Parfois, la seule façon de surmonter les conneries est de pointer du doigt vos amis proches et de demander : « Vous voyez tous cela aussi, ou est-ce que je dérange ? » Leurs confirmations vous empêchent de vous sentir sur une planète différente de tout le monde. C’est la force motrice derrière le premier projet de Noname en cinq ans, l’ouverture des yeux et perturbatrice cadrans solaires. Sur le premier morceau, avec sa livraison typique de beurre, la tête dans les nuages, elle rappe: « Nous fumons de la positivité comme de la poussière, faites confiance. » C’est une boutade coupante : elle en a marre de la positivité anti-critique, le genre qui amène les entreprises à habiller et à marchandiser l’art noir, transformant la politique d’un artiste en une performance commercialisée. Elle n’a pas le temps pour l’idée que Tout va bien tant qu’ils sont noirs, peu importe ce qu’ils vendent. cadrans solaires repousse cette complaisance d’une manière vraiment ordinaire. Ce n’est pas moralisateur ou trop lourd. Noname n’essaie pas de se vendre comme une révolutionnaire. Elle n’a pas non plus peur de l’autoréflexion mordante qui laisse ses propres contradictions au grand jour. Dans le rap, où il s’agit si souvent de paraître indestructible, se suspendre pour sécher est un geste audacieux.

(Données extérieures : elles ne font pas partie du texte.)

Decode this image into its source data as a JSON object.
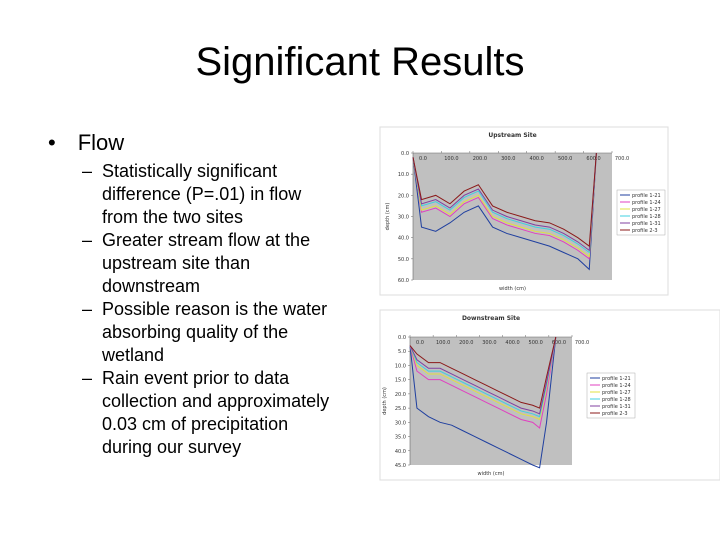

Avec son flux en boucle et changeant de forme et sa voix douce et dynamique, Noname utilise son sens de l’humour pour relier de manière transparente les réflexions quotidiennes à l’idéologie anti-impériale. Des bars comme « Get that pussy to drip/Wear that drip in the hood » vivent confortablement aux côtés de « We is Wakanda/We queen, Rwanda/First Black president, and he the one who bombed us ». Ils sont tous deux nettement provocateurs, le premier à cause du jeu de mots, le second à cause de la franchise. Critiquer Disney ou Obama est toujours un fruit à portée de main, mais Noname établit la ligne de manière si factuelle, comme si elle le savait. Je suppose qu’elle ne sera pas sur la prochaine playlist.
Noname ne se contente pas de porter des coups sur de grandes cibles pour le plaisir; elle n’obtient pas de décollages ou n’est pas une haineuse. Au lieu de cela, elle utilise ces réflexions pour s’interroger. Sur « Namesake », la ligne de basse funk sonore et les percussions puissantes du producteur Slimwav ont donné le ton à certains des raps les plus inspirés de l’année. « Parce que si vous voulez de l’argent, vous pouvez dire que / Vous méritez le remboursement, ces négros ont tout pris », crache-t-elle, s’adressant apparemment à d’autres artistes noirs, moins agités par l’ambition obstinée de se remplir les poches que par le fait que ils prétendent le contraire.
Ensuite, les synthés s’approfondissent et ses raps enflammés passent à une cadence de cheer-squad alors qu’elle ombrage les relations de travail de Rihanna, Beyoncé et Kendrick Lamar avec la NFL (elle a eu Jay-Z dans une ligne précédente). Lancer des grenades sans s’abriter; c’est choquant d’entendre un autre artiste les défier. Finalement, elle revient sur elle-même: « Allez Noname allez, la scène de Coachella a été désinfectée / j’ai dit que je ne jouerais pas pour eux et d’une manière ou d’une autre je suis toujours tombée dans la file, putain. » D’un côté, c’est une légère échappatoire, adoucissant sa condamnation des mégastars en veillant à ne pas se positionner comme imperméable aux mêmes tentations. Et en même temps, c’est un rap incroyablement honnête qui la rend vulnérable à un examen minutieux. Être aussi sincère envers vous-même ne fait qu’aiguiser les fléchettes que vous lancez sur les autres.